Cornelius Diekmann, Stephan-A. Posselt, Heiko Niedermayer et al.

For the formal verification of a network security policy, it is crucial to express the verification goals. These formal goals, called security invariants, should be easy to express for the end user. Focusing on access control and information flow security strategies, this work discovers and proves universal insights about security invariants. This enables secure and convenient auto-completion of host attribute configurations. We demonstrate our results in a civil aviation scenario. All results are machine-verified with the Isabelle/HOL theorem prover.

Cornelius Diekmann, Lukas Schwaighofer, Georg Carle

We present an algorithm to certify IP spoofing protection of firewall rulesets. The algorithm is machine-verifiably proven sound and its use is demonstrated in real-world scenarios.

Cornelius Diekmann, Lars Hupel, Georg Carle

Large systems are commonly internetworked.
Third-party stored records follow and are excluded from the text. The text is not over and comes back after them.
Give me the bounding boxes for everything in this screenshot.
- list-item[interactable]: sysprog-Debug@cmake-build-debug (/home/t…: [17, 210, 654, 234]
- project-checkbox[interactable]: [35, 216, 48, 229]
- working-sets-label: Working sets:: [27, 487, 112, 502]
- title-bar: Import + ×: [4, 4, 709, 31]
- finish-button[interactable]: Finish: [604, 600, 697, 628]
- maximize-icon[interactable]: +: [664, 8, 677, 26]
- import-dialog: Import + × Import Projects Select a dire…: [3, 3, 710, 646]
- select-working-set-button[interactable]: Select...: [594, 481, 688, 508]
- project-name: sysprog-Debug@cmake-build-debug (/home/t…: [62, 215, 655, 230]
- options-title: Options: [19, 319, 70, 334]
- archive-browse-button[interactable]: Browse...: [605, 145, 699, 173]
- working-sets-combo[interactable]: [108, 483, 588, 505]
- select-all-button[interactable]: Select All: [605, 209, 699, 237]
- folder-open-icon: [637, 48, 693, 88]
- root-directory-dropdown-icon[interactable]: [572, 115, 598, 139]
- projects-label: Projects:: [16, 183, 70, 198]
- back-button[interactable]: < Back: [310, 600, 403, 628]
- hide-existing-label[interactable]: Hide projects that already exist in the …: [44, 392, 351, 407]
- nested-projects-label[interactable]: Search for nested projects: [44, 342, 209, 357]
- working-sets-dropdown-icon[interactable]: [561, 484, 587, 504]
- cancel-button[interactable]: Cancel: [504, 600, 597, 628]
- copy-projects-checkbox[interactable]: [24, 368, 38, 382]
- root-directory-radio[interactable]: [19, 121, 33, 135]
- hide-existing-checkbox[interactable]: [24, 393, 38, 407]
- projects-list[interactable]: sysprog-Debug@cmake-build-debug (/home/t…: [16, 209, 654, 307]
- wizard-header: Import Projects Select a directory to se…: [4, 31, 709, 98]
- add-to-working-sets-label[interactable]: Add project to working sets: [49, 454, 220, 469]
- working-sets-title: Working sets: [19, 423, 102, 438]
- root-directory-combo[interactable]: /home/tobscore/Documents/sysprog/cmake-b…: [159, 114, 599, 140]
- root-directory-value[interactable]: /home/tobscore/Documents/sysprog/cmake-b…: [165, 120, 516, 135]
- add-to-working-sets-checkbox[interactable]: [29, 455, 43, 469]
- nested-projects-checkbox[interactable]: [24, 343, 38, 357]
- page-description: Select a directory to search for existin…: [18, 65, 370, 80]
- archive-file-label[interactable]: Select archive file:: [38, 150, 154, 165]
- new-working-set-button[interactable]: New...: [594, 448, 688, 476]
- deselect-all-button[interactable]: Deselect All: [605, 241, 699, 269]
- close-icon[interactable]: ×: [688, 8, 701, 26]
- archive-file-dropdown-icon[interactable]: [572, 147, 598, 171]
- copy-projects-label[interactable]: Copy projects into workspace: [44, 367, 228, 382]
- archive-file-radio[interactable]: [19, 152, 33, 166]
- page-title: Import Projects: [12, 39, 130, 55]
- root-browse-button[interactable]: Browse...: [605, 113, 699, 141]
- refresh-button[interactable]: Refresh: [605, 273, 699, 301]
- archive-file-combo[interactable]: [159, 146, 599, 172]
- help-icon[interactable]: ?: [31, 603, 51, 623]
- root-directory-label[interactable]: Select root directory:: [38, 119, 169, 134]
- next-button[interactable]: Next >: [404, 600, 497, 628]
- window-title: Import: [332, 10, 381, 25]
A security policy describes the communication relationship between the networked entities. The security policy defines rules, for example that A can connect to B, which results in a directed graph. However, this policy is often implemented in the network, for example by firewalls, such that A can establish a connection to B and all packets belonging to established connections are allowed. This stateful implementation is usually required for the network's functionality, but it introduces the backflow from B to A, which might contradict the security policy. We derive compliance criteria for a policy and its stateful implementation. In particular, we provide a criterion to verify the lack of side effects in linear time. Algorithms to automatically construct a stateful implementation of security policy rules are presented, which narrows the gap between formalization and real-world implementation. The solution scales to large networks, which is confirmed by a large real-world case study. Its correctness is guaranteed by the Isabelle/HOL theorem prover.